The entry of institutional capital into AirSprint signals meaningful intent to scale. Onex has demonstrated both the appetite and the capacity to operate complex aviation businesses — its 2019 acquisition of WestJet Airlines established a track record in Canadian aviation at the carrier level. The announced investment priorities — fleet expansion, operational enhancements, and technology investments — suggest AirSprint is positioning to grow its fractional share count and potentially its geographic footprint within Canada. For pilots currently flying for AirSprint or evaluating employment there, institutional backing typically translates to more structured career development frameworks, upgraded dispatch and maintenance technology platforms, and the financial runway to add aircraft without straining operational tempo.
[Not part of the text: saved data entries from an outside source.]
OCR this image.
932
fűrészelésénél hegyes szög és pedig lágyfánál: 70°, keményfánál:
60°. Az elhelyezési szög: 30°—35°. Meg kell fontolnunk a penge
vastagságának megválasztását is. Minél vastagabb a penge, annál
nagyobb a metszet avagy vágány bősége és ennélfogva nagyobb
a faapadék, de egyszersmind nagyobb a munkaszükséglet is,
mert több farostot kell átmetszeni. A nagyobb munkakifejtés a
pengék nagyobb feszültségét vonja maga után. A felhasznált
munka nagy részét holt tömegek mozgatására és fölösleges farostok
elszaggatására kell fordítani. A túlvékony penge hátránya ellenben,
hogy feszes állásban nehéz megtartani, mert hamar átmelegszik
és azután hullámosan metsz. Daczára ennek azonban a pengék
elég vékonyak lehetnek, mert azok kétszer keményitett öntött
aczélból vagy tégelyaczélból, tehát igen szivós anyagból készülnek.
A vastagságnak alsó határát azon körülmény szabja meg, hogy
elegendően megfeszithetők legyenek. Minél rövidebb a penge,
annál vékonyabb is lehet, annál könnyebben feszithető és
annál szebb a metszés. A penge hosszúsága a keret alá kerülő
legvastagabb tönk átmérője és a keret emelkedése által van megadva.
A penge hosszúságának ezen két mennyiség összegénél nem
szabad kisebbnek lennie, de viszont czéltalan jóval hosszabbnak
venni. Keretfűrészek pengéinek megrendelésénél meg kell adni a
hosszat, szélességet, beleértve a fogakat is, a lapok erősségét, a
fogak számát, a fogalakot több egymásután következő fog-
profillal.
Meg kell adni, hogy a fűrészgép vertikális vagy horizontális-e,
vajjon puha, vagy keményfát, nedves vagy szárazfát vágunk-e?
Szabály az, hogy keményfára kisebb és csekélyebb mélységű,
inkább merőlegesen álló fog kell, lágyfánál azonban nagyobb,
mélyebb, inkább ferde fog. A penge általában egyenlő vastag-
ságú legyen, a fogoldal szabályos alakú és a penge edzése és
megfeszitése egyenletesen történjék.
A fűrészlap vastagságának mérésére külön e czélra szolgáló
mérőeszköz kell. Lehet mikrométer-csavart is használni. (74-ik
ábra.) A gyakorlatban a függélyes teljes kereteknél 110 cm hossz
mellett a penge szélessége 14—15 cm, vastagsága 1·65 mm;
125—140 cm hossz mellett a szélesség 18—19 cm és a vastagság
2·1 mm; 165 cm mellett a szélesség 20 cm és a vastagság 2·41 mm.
For fractional owners and prospective buyers in the Canadian market, the acquisition raises practical questions about fleet composition and service continuity. AirSprint's current mix of light jets — the CJ2+ and CJ3+ — alongside the midsize Legacy 450/500 and super-midsize Praetor 500/600 gives it coverage across a broad range of mission profiles, from short regional hops to transcontinental Canadian routes. A fleet expansion, as telegraphed by Onex, could mean additional aircraft in underrepresented categories or accelerated replacement of older Legacy-series airframes with more capable Praetor variants. Operators flying competing fractional programs or charter services into Canadian markets should monitor whether AirSprint's growth strategy targets new city pairs or owner demographics that have historically relied on alternatives.

The broader trend this transaction reflects is the continued institutionalization of fractional aviation ownership as an asset class. In the United States, NetJets has long operated under Berkshire Hathaway's umbrella, and Wheels Up experienced its own recapitalization cycle under Delta Air Lines' influence. Flexjet operates under the Directional Aviation portfolio. The pattern of professionally managed capital replacing founder-held equity is now arriving more assertively in Canada, a market that has lagged the U.S. in fractional penetration relative to its corporate aviation demand. For business aviation professionals across the industry, AirSprint's institutional transition represents validation that the fractional model's unit economics are compelling enough to attract sophisticated, long-horizon investors even in a market with Canada's geographic dispersal challenges, regulatory framework, and seasonally demanding operations environment.